The second important purpose the BER serves is to provide a long-term investment in the educational outcomes of our children. These 21st century facilities will not only benefit the schoolchildren of today but be enjoyed by children and communities for generations to come. The question has to be asked: why has the coalition been so negative about something that teachers, students and parents have all been so excited about? Why the negativity about a program that is providing better education facilities for our primary and high school students? The only people I have met who do not support the BER are those opposite. I have seen a number of their state colleagues alongside me celebrating the openings of these facilities. I am not surprised that federal coalition members are nowhere to be seen at BER ceremonies. If I were opposing a building program that was delivering such great outcomes for students, I would be embarrassed to show my face too.
The other question that I am still contemplating is: why, when the federal coalition have been so against the BER, have their state colleagues been so delighted with it? Will Hodgman, the Leader of the Tasmanian Liberals, and his colleagues Vanessa Goodwin, the member for Pembroke, and Jacquie Petrusma, the member for Franklin, have all been at BER openings with bells on. They have been there because they know that the people who elected them to Tasmania’s parliament are benefiting from this program.

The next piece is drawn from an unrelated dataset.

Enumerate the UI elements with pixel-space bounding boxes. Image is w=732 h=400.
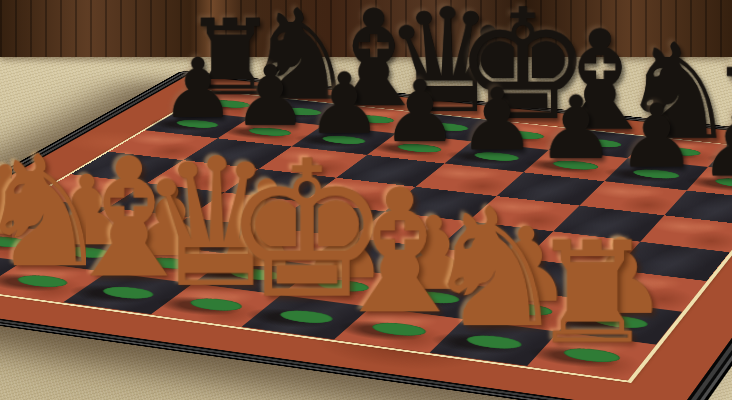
table-cloth-surface: ♜♞♝♛♚♝♞♜♟♟♟♟♟♟♟♟♟♟♟♟♟♟♟♟♜♞♝♛♚♝♞♜ — [0, 0, 732, 400]
white-rook-glyph: ♜ — [487, 223, 698, 363]
chess-photo-stage: ♜♞♝♛♚♝♞♜♟♟♟♟♟♟♟♟♟♟♟♟♟♟♟♟♜♞♝♛♚♝♞♜ — [0, 0, 732, 400]
chess-board: ♜♞♝♛♚♝♞♜♟♟♟♟♟♟♟♟♟♟♟♟♟♟♟♟♜♞♝♛♚♝♞♜ — [0, 71, 732, 400]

They know that the children, the next generation of voters, are benefiting from this program, and they want the people to know that they support this investment in our schools—and they are right to support it.
Over four years, approximately 24,000 projects will be delivered to more than 9,000 schools across Australia. This is an achievement that the Labor government takes great pride in. We are proud of the fact that school communities are enjoying new facilities that will enhance learning on a daily basis. The school students of today are the leaders of tomorrow and we want them to have the best possible opportunities as they prepare for their future.